VU University of Amsterdam
Herbert Bos is professor of Security at VU University Amsterdam. He obtained his PhD from Cambridge University, and currently heads a group that works on System Security. In recent years, he received an ERC Starting Grant to work on reverse engineering and a VICI grant to work on techniques to detect vulnerabilities in binaries. He is an author of the Dutch National Cyber Security Research Agenda and the current PC chair of the RAID conference.
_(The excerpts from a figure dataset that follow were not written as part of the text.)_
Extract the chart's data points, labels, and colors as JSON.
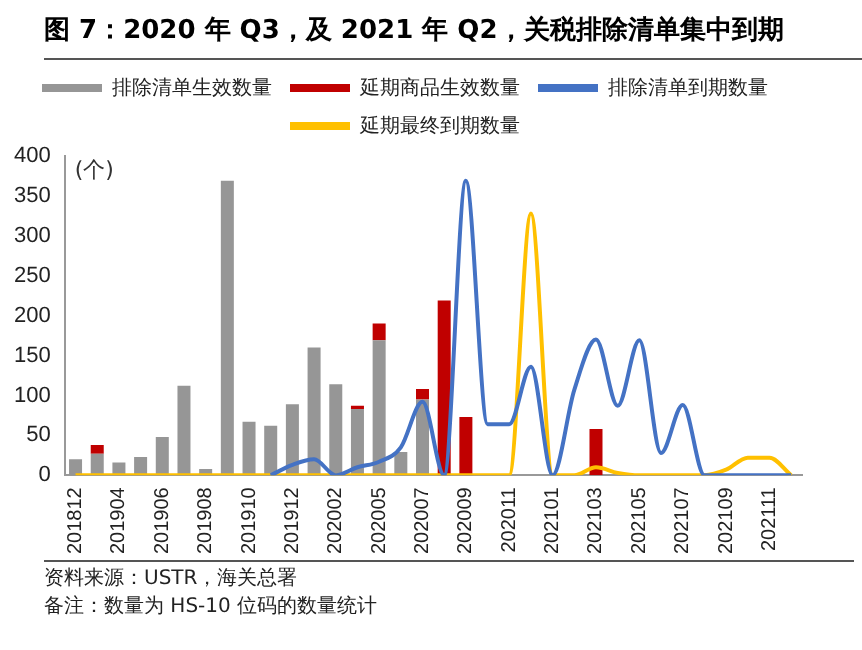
{
  "chart_data": {
    "type": "bar",
    "title": "图 7：2020 年 Q3，及 2021 年 Q2，关税排除清单集中到期",
    "categories": [
      "201812",
      null,
      "201904",
      null,
      "201906",
      null,
      "201908",
      null,
      "201910",
      null,
      "201912",
      null,
      "202002",
      null,
      "202005",
      null,
      "202007",
      null,
      "202009",
      null,
      "202011",
      null,
      "202101",
      null,
      "202103",
      null,
      "202105",
      null,
      "202107",
      null,
      "202109",
      null,
      "202111",
      null
    ],
    "stacked": true,
    "series": [
      {
        "name": "排除清单生效数量",
        "color": "#969696",
        "values": [
          20,
          27,
          16,
          23,
          48,
          112,
          8,
          369,
          67,
          62,
          89,
          160,
          114,
          83,
          169,
          29,
          95,
          0,
          0,
          0,
          0,
          0,
          0,
          0,
          0,
          0,
          0,
          0,
          0,
          0,
          0,
          0,
          0,
          0
        ]
      },
      {
        "name": "延期商品生效数量",
        "color": "#c00000",
        "values": [
          0,
          11,
          0,
          0,
          0,
          0,
          0,
          0,
          0,
          0,
          0,
          0,
          0,
          4,
          21,
          0,
          13,
          219,
          73,
          0,
          0,
          0,
          0,
          0,
          58,
          0,
          0,
          0,
          0,
          0,
          0,
          0,
          0,
          0
        ]
      },
      {
        "name": "排除清单到期数量",
        "type": "line",
        "color": "#4472c4",
        "values": [
          null,
          null,
          null,
          null,
          null,
          null,
          null,
          null,
          null,
          0,
          13,
          20,
          0,
          10,
          17,
          35,
          92,
          0,
          369,
          64,
          64,
          136,
          0,
          107,
          170,
          87,
          169,
          28,
          88,
          0,
          0,
          0,
          0,
          0
        ]
      },
      {
        "name": "延期最终到期数量",
        "type": "line",
        "color": "#ffc000",
        "values": [
          0,
          0,
          0,
          0,
          0,
          0,
          0,
          0,
          0,
          0,
          0,
          0,
          0,
          0,
          0,
          0,
          0,
          0,
          0,
          0,
          0,
          328,
          0,
          0,
          10,
          3,
          0,
          0,
          0,
          0,
          7,
          22,
          22,
          0
        ]
      }
    ],
    "ylim": [
      0,
      400
    ],
    "yticks": [
      0,
      50,
      100,
      150,
      200,
      250,
      300,
      350,
      400
    ],
    "grid": false,
    "legend": "top",
    "marker": "none",
    "line_style": "solid",
    "annotations": [
      "(个)",
      "资料来源：USTR，海关总署",
      "备注：数量为 HS-10 位码的数量统计"
    ]
  }
}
Presentation: Mobile Malware Analysis: Promising Directions and Stories to Scare the Kids
Herbert will discuss their work on dynamic malware analysis for Android. Specifically, he will describe TraceDroid: a scalable, automated framework for dynamic analysis of Android applications to detect suspicious, possibly malicious apps using a comprehensive method tracing scheme. Next, he will discuss some of the complex cases for any analysis framework, static or dynamic. In particular, he will describe their research into the problem of stealthy backdoors on Android and iOS devices with code that looks entirely benign, even upon manual inspection, but can be triggered to do anything an attacker does by providing it with the right input data. If time permits, he will discuss a new technique that makes infecting mobile phones as easy as infecting a browser on a desktop PC (literally), reducing two factor authentication using mobile phones to one factor authentication (and bringing users to tears).